USD/JPY: BOJ not giving up on abolishing negative interest rate policy despite obvious risks

David Scutt 125
By :  ,  Market Analyst
  • USD/JPY has fallen 5 big figures from the recent highs on the back of narrowing yield differentials between the United States and Japan
  • BOJ Governor Ueda continues to talk up the prospect of abandoning negative interest rates, despite obvious macro risks
  • Movements in USD/JPY are likely to be driven by changes to the US rate outlook, rather than Japan’s

Bank of Japan (BOJ) Governor Kazuo Ueda is not giving up on normalising monetary policy despite significant uncertainty over the outlook for the Japanese and global economies, putting USD/JPY under modest pressure on what’s been an otherwise quiet session in Asia.

Speaking in front of Japan’s parliament, Ueda said the BOJ had several options to lift interest rates out of negative territory, flagging it may keep targeting the rate it applies to cash reserves placed at the bank by financial institutions or shift to a policy targeting the overnight call rate.

"We have not made a decision yet on which interest rate to target once we end our negative interest rate policy," he said.

The choice of wording – “once”, not “if” – suggests the BOJ remains committed to normalising policy, most likely around the start of the fiscal year in April. But with markets bringing forward the expected timing and scale of rate cuts from other major central banks, such a move would be incredibly risky, creating a scenario that could send the Japanese yen sharply higher against currencies of its major trading partners.

The risk of policy error and stronger JPY

For a bank attempting to foster inflationary pressures by growing the economy sufficiently to boost wage demands, such an outcome would be suboptimal. Japan’s economy is struggling even with ultra-easy policy settings, with the boost from exported inflation already fading fast both at the headline and underlying level. While some modest tightening of policy is expected next year, surely the risk is the BOJ will miss the window to lift rates.

Ueda, it seems, is not oblivious to the risks.

"The situation remains challenging, and it will become even more challenging towards the year end and next year," Ueda said.

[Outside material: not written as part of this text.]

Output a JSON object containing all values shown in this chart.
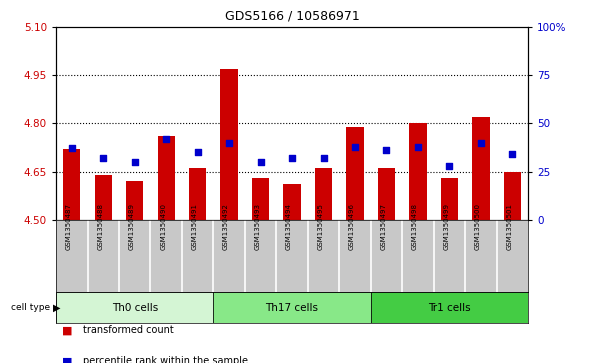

US rate outlook to remain the driving force behind USD/JPY gyrations

Regardless of whether the BOJ attempts to normalise policy or not, the outlook for US interest rates will remain the main driving force behind fluctuations in USD/JPY, flowing through to interest rate differentials with Japan. With 130 basis points of rate cuts priced into the US yield curve over 2024, that has mechanically dragged 10-year US Treasury note yields down by more than 90 basis points from the recent highs, leaving the spread over Japanese government debt of similar duration at the lowest level since August.

jpy us preads dec 7

Source; Refinitiv

US-Japan yield spreads compress sharply, weighing on USD/JPY

That compression has weighed on USD/JPY, seeing the pair fall nearly five big figures from the recent highs. But with reliable economic indicators such as the ISM non-manufacturing PMI still pointing to decent activity levels in the United States, is suggests a further compression in yield differentials may be difficult in the near-term in the absence of a hard landing for the global economy. Still, relative to where it was trading earlier this year with benchmark yield spreads around similar levels, it’s arguable there may be further downside in USD/JPY to come. In August, USD/JPY was trading in the low to mid 140s, not the 147 level it sits today.

jp y dec 7

Looking at USD/JPY on the daily, bulls and bears are battling it out for control around key uptrend support. Whoever gains the ascendency may provide insights on what trades may work better over a longer-term horizon. Right now, USD/JPY is sandwiched between horizontal support at 146.50 and the former uptrend, trading in a comparatively thin range. On the downside, a break and close below 146.50 may be the catalyst for a more meaningful leg lower, with 144.80 the first logical target. 142, with the 200-day moving average just above, may be the limit to downside in the near-term in the absence of a policy or negative economic shock. In contrast, topside levels are compressed thanks to the long period of sideways trade earlier this year – 147.50, 148.40 and 50-day moving average are the initial levels to watch.